The Seventh Circuit U.S. Court of Appeals ruled June 26 that Polk County is not liable for damages awarded to two victims that were sexually assaulted in the Polk County Jail by former jailer Darryl Christensen.

The court’s 60-page ruling outlines details of the case and affirms Christensen’s financial liability of $3.75 million in punitive damages each to two victims.

“We see no reason to disturb the jury’s verdict against Christensen and so affirm the denial of his request for a new trial,” the majority opinion, authored by Judges Bauer, Brennan and Scudder said.

“His assaults were predatory and knowingly criminal. But to impose liability against the county for Christensen’s crimes, there must be evidence of an offending county policy, culpability, and causation. These are demanding standards. Christensen’s acts were reprehensible, but the evidence shows no connection between the assaults and any county policy.”

The majority opinion said “The two victims in the case, identified by initials M.J.J. and J.K.J., were inmates at Polk County Jail at various times between 2011 and 2014. Christensen admits he engaged in sexual acts with the women individually. To hide his offenses, Christensen planned his encounters to occur when no one was present and in locations where he controlled access. He also urged plaintiffs not to discuss or report his sexual advances because he would lose his job and family if caught.
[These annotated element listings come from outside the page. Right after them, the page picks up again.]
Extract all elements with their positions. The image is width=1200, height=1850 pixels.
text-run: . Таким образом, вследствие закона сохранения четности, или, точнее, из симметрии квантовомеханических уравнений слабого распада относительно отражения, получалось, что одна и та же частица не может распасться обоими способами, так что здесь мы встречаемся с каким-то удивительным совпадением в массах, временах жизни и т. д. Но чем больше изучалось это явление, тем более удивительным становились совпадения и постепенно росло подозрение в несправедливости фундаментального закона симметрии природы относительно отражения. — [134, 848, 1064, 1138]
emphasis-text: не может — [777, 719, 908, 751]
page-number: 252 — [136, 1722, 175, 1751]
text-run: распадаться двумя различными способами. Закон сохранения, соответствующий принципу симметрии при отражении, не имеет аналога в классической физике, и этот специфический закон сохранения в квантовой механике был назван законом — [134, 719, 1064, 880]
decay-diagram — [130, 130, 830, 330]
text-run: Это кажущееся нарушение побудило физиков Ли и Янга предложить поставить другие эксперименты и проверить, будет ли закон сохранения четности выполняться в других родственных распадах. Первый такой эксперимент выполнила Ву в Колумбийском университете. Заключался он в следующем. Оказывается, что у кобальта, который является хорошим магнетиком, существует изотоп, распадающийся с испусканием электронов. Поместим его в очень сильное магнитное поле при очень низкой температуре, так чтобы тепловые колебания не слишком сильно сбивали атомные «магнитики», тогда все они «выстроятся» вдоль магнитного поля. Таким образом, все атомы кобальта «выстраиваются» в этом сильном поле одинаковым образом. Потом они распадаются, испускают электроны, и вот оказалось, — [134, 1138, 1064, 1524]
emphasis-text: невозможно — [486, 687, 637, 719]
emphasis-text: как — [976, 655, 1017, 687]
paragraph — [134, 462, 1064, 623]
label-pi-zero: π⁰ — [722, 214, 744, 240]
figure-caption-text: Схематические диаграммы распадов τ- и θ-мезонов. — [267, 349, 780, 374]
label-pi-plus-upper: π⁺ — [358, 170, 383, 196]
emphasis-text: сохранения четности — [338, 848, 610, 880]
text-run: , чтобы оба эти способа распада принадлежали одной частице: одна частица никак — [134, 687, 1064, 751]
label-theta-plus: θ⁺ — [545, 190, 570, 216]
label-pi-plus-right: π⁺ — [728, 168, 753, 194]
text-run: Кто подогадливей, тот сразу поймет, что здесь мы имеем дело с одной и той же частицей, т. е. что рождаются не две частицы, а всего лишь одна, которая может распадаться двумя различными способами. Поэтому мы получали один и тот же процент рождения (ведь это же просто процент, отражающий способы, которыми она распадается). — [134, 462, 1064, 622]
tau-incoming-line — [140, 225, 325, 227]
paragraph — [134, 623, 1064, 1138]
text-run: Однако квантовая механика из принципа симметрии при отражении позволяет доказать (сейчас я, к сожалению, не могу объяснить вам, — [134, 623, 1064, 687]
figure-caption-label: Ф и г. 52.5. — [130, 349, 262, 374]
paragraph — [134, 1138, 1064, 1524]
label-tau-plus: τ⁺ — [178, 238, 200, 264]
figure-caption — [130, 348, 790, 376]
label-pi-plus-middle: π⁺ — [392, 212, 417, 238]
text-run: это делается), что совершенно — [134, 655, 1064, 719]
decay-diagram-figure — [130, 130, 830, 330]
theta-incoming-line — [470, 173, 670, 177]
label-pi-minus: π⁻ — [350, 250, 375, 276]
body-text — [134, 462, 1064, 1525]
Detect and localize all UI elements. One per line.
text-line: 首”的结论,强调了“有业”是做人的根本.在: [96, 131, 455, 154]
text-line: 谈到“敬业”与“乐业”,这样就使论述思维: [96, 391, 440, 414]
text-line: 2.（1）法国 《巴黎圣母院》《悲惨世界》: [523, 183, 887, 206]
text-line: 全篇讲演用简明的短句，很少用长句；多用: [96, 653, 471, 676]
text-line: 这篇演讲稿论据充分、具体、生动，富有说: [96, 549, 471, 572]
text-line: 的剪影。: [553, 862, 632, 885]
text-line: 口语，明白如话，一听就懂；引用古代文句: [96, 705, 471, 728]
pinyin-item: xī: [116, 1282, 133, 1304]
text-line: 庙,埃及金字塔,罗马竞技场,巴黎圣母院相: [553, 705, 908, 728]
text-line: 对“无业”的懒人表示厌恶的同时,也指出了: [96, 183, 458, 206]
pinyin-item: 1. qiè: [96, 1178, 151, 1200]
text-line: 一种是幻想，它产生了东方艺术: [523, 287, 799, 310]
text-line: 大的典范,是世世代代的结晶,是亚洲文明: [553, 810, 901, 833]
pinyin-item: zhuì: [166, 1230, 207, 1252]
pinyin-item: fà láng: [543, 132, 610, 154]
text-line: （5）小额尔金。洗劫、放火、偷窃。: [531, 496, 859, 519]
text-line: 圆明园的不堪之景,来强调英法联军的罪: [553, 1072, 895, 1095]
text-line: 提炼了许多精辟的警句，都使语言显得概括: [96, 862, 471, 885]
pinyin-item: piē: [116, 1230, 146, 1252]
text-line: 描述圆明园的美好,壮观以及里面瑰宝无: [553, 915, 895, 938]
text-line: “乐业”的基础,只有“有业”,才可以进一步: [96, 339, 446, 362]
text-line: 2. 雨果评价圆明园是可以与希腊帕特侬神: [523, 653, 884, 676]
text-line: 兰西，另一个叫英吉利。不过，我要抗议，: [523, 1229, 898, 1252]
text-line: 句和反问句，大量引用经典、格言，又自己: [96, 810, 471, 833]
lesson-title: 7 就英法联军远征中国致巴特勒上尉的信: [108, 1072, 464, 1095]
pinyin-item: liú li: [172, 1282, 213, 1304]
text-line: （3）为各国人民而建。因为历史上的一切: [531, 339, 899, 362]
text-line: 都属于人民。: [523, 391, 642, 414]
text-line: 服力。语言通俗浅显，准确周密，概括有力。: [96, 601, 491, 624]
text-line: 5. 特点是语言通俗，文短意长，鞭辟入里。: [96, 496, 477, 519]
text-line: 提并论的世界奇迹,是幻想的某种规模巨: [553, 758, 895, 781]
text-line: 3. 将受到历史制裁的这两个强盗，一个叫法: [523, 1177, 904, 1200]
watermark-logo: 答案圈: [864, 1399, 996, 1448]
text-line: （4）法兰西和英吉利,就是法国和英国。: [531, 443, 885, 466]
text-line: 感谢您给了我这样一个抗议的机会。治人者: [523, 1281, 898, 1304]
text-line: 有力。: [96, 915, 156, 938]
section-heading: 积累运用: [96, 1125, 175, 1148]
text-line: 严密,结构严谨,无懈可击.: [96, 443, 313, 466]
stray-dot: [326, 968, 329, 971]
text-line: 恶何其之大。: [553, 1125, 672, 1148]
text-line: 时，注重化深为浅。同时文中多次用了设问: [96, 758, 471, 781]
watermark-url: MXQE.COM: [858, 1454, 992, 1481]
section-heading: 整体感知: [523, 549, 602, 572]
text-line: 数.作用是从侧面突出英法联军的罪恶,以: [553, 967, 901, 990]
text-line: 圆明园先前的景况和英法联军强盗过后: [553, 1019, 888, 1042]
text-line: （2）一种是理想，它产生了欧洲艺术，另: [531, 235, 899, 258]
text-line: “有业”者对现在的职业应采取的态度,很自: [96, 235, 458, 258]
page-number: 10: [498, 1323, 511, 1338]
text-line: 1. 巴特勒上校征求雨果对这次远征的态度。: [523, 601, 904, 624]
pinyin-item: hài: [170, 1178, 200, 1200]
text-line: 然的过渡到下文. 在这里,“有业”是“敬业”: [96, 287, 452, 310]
“Plaintiffs complied with Christensen’s secrecy directive and his assaults were kept hidden from jail officials. Polk County authorities discovered Christensen’s assaults against M.J.J. and J.K.J. after a former inmate reported her own sexual encounters with Christensen to an investigator in a neighboring county. When notified of the former inmate’s allegations, county authorities initiated an internal investigation and confronted Christensen, who immediately resigned.

“The investigation continued, which led to the discovery of Christensen’s abuse of plaintiffs, and ultimately to his prosecution.

“Christensen eventually pleaded guilty to several counts of sexual assault and is serving a 30-year prison sentence. 

“Plaintiffs sued the county and Christensen in separate actions and the cases were consolidated for jury trial. Plaintiffs alleged that defendants were deliberately indifferent to a serious risk of sexual assault in violation of their Eighth and Fourteenth Amendment rights, and that the county violated state law by negligently supervising Christensen.

“At trial, Christensen admitted his offenses but challenged the harms plaintiffs suffered. He argued plaintiffs consented to his overtures and that their encounters were the product of ‘voluntary attraction.’ Although not stated directly, his position implied that any award of damages should correspond to plaintiffs’ level of consent. Plaintiffs denied consenting to Christensen’s advances and offered expert testimony showing their mental trauma from his assaults.

“Against the county, plaintiffs made four principal allegations: (1) the jail’s sexual assault policies and training were inadequate; (2) the jail customarily tolerated sexually offensive comments by guards; (3) the investigation of a former guard revealed the jail’s sexual assault policy was inadequate and that the jail minimized sexual abuse; and (4) the jail failed to widely implement recommendations under the Prison Rape Elimination Act (PREA). The sum of these allegations, plaintiffs argued, prove the county was deliberately indifferent to a known risk of sexual assault by jail staff. The county disagreed, arguing that the trial evidence did not support the jury’s liability finding and damages awards.”

The dissenting opinion by Judge Scudder says, in part: “What worries me about today’s decision is that, as a very practical matter, municipalities may conclude that there is not much to be done to stop a rogue guard from engaging in secretive and heinous conduct in violation of a bright-line policy prohibiting sexual contact with inmates. That view would be as mistaken as it is dangerous, for cities and counties have a meaningful responsibility and role to play in preventing the sexual abuse of inmates in their custody by the guards they employ. That promise comes from the Eighth Amendment.

“While not every incident of abuse will be preventable, a jail’s decisionmakers are not free to choose—through their deliberate decisions on enforcement and training related to the jail’s policies—to leave unaddressed a known and material risk of sexual assault to inmates under the jail’s care.”

Christensen’s appeal of a ruling for post conviction relief, denied earlier in the month of June, continues.